Beijing regorgeait d’initiatives de la sorte. Après les restaurants et les lave-autos, sont venus les boutiques où l’on vendait de tout à des prix ridicules, jusqu’à ce que l’on comprenne que le nouveau propriétaire était lié ou était tout simplement le représentant d’un manufacturier provincial. Pendant que les ministres, sous-ministres et secrétaires du Parti des grandes institutions d’État se partageaient les ressources du pays et se créaient de nouvelles sociétés immobilières, le petit peuple profitait du temps de relâche pour y aller de ses propres initiatives. C’était à se demander ce qu’il allait advenir de ces sociétés d’État dont tous et chacun profitaient. Allaient-elles faire faillite? La question était somme toute rhétorique, car la plupart d’entre elles étaient déjà en faillite technique. Les multiples initiatives de ces nouveaux entrepreneurs étaient donc bienvenue dans un monde en pleine transition. Au sud de la Chine et dans les régions côtières, ces mêmes initiatives allaient donner le jour à des méga-manufactures qui allaient bientôt fournir le monde en sous-vêtements et en chaussettes. La Chine et ses dizaines de millions de nouveaux entrepreneurs, lettrés, artistes ou fonctionnaires, était en train de devenir le bassin bouillant d’une économie de marché où l’offre arriverait à peine à assouvir la demande.
L’appel à la richesse de Deng a provoqué un raz-de-marée, ce qui a fait dire à certains que la Chine risquait de se diriger vers un capitalisme pur, pour ne pas dire un capitalisme sauvage. L’absence d’organisations syndicales, de liberté d’expression, de règles anti-monopoles, d’organismes paraétatiques et le parti-unique risquait de favoriser l’éclosion d’un capitalisme barbare, sans contrepoids au pouvoir du capital. Vu sous l’angle des théoriciens du capitalisme, l’argument avait un semblant de vraisemblance, sauf qu’il laissait dans l’ombre l’histoire de la Chine impériale pendant laquelle des générations d’empereurs, éclairés ou pas, ont su maintenir un système social qui n’avait rien à envier à nos sociétés modernes.

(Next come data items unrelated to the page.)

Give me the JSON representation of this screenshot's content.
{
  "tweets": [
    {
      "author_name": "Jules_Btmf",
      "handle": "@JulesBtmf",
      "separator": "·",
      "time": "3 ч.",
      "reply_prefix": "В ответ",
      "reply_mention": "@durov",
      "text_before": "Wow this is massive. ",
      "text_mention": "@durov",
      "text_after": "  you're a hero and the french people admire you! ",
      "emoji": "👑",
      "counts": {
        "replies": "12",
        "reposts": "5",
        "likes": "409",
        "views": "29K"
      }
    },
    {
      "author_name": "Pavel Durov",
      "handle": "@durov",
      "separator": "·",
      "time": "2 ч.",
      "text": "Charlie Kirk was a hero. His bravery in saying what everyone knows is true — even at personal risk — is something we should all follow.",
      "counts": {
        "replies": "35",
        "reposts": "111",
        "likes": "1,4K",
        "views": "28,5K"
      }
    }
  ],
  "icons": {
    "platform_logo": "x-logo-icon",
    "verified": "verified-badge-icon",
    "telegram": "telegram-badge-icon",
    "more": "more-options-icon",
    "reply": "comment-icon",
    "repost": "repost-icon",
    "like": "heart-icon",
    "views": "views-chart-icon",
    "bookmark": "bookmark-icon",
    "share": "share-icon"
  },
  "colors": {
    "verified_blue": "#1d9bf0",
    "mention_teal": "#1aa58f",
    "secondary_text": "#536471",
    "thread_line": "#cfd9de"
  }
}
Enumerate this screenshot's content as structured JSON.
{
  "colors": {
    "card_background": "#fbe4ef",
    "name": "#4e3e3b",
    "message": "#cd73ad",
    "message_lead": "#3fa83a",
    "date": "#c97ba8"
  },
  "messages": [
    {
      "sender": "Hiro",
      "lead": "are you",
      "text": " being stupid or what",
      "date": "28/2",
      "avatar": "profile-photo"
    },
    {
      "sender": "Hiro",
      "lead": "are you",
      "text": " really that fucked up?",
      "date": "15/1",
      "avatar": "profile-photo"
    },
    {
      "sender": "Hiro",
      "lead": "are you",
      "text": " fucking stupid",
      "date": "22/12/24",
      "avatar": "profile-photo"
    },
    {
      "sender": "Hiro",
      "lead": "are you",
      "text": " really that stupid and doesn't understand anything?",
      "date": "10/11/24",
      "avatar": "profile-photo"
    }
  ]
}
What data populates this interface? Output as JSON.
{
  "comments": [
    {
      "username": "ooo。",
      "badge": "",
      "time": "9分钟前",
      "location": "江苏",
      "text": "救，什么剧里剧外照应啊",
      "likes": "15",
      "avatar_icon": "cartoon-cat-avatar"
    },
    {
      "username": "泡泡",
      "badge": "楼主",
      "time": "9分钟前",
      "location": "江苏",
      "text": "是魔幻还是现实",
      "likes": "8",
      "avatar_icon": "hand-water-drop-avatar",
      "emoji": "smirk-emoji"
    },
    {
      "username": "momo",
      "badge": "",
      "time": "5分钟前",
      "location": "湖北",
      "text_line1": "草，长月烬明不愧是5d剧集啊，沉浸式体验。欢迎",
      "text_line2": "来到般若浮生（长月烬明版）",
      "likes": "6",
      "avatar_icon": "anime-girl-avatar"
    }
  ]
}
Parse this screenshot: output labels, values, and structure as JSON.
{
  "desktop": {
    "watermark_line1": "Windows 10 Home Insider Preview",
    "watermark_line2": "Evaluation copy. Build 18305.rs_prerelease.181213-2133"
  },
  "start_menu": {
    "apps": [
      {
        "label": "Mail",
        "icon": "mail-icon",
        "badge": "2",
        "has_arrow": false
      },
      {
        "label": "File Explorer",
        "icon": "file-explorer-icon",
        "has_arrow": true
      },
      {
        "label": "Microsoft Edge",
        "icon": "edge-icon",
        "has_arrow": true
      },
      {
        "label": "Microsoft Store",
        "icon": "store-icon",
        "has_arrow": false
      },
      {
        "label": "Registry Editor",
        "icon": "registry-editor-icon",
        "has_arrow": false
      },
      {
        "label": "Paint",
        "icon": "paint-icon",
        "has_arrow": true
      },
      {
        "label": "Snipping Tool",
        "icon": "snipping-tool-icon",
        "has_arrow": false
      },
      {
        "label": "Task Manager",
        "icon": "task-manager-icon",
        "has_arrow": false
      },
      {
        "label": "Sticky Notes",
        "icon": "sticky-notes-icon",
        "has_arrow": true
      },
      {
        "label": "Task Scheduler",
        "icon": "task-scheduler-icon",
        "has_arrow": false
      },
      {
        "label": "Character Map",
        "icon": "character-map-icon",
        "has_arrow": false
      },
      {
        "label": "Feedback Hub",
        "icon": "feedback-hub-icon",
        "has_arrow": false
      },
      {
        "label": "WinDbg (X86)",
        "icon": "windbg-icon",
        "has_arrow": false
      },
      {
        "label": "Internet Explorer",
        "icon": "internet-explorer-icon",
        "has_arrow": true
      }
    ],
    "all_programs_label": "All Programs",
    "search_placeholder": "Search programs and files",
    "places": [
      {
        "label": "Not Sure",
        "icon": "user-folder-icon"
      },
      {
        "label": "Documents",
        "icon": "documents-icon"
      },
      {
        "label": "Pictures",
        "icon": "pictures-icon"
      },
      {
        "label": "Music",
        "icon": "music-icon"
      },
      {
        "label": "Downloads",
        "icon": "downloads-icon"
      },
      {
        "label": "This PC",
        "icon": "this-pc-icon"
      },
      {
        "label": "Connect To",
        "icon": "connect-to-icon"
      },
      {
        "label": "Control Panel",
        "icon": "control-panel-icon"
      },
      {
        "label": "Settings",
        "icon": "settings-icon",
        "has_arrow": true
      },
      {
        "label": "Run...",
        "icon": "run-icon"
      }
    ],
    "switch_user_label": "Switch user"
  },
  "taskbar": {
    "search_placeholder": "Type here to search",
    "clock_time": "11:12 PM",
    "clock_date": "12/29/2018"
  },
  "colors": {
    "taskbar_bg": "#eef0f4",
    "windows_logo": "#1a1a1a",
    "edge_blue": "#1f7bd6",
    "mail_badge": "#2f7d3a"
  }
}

Depuis Deng Xiaoping, trois générations de nouveaux mandarins ont su prouver qu’il était possible de consolider la mainmise du Parti sur le pays et de veiller à un certain équilibre social, la force policière demeurant le gardien de l’harmonie. S’il y a une leçon à tirer de ces trois dernières décennies, c’est que le désordre social est beaucoup plus le résultat de luttes intestines au sein de la nouvelle oligarchie que le résultat d’antagonismes sociaux. Malheureusement, les redressements qui s’ensuivent sont souvent perçus comme un pas vers une société plus démocratique, vers un meilleur équilibre des forces sociales, alors qu’en réalité, comme par le passé, il ne s’agit que d’une consolidation du pouvoir, un pouvoir de plus en plus ‘éclairé’. Dans un tel contexte, il est facile d’envisager que le capitalisme à la chinoise, où un parti unique décide de l’avenir d’un quart de l’humanité, risque de perdurer pour plusieurs des générations à venir ; le danger qui subsiste néanmoins, c’est qu’à son tour, la Chine devienne un objet de désir.